November 30, 2003

Tape shuffling

Changed tapes on Friday, and again on Sunday. Weekend backups didn’t quite work properly.

Something about the weekend backups didn’t pan out. I re-ran the manual backups for paco and roj this afternoon on a fresh set of tapes and used just over one tape. Pax’s backups mostly failed, and I’m not sure what to make of that. Compression seems to be working, though, since I can get 120 GB on a tape from Banner data. Need to check on pax’s backup history.

November 21, 2003

Alumni search CGI

Yesterday I did more tweaking to the alumni search CGI for Bryan.

Added the ability to search by first, middle, and last names, class year, and e-mail address. Added URL field to database. Made HTML output use the Earlham stylesheet.

See previous post

Internet connection down

The router seems to be involved with this somehow.

Problem report 2003112101

November 19, 2003

shared memory and performance tuning in NetBackup

Shared memory and SYSV IPC settings need to be tweaked in /etc/system on Solaris, and buffer parameters need to be increased for NetBackup for performance tuning.

Also, before I forget, gigabit ethernet is absolutely required here.

See this document on Solaris kernel tuning for settings to /etc/system to make NetBackup run better.

This document on network buffer size and data buffer size and number has good information as well. The NET_BUFFER_SZ file needs to be present on all clients.

November 18, 2003

rsync backups

Playing around this morning looking at various backup thngs which run off of the rsync method.
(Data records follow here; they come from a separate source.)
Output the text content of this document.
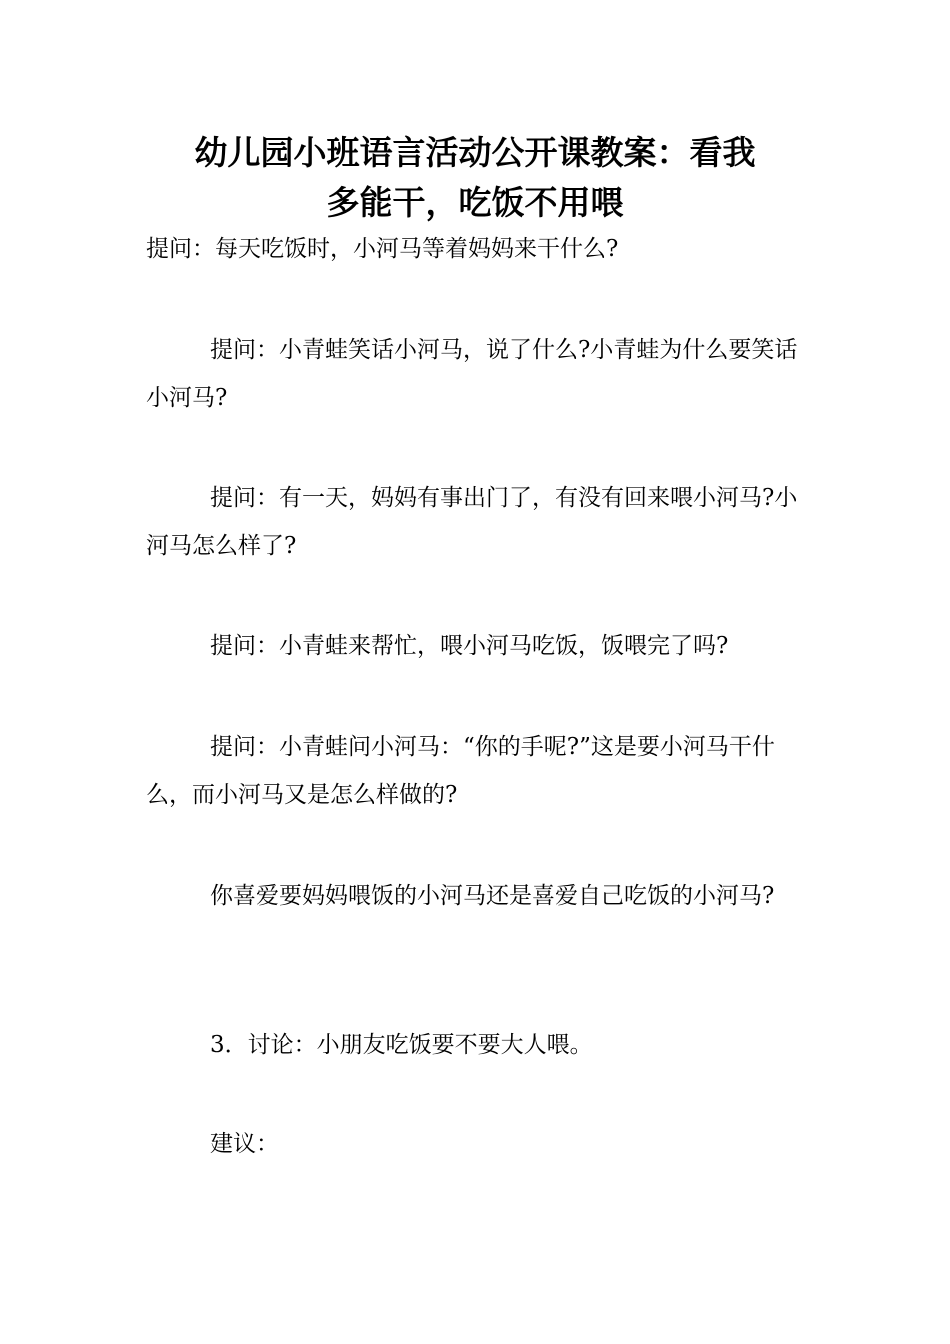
幼儿园小班语言活动公开课教案：看我
多能干，吃饭不用喂

提问：每天吃饭时，小河马等着妈妈来干什么?

提问：小青蛙笑话小河马，说了什么?小青蛙为什么要笑话小河马?

提问：有一天，妈妈有事出门了，有没有回来喂小河马?小河马怎么样了?

提问：小青蛙来帮忙，喂小河马吃饭，饭喂完了吗?

提问：小青蛙问小河马：“你的手呢?”这是要小河马干什么，而小河马又是怎么样做的?

你喜爱要妈妈喂饭的小河马还是喜爱自己吃饭的小河马?

3．讨论：小朋友吃饭要不要大人喂。

建议：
Spurred by a posting in sage-members, I was looking at

  • rdiff-backup - a system that uses basic rsync like stuff with a python wrapper to do backups and incrementals to a remote location. Pretty nice.
  • duplicity - built off of rdiff-backup, but uses tar to create the archives and includes optional compression (gzip) and encryption (GnuPG) to protect the archives. Claims to work with FTP, but I can’t seem to get it to. The primary transport method is scp, which insists on four authentications for the first backup (and possibly more afterwards). Some nice ideas, but not really usable.

November 17, 2003

Internet connection down

The shaper and Garibaldi seemed to make the main campus connection go this evening.

Problem report 2003111701

Possible PAX quota solution

Found some bug reports on FreeBSD that indicate that the quota system doesn’t like files that are owned by unknown users.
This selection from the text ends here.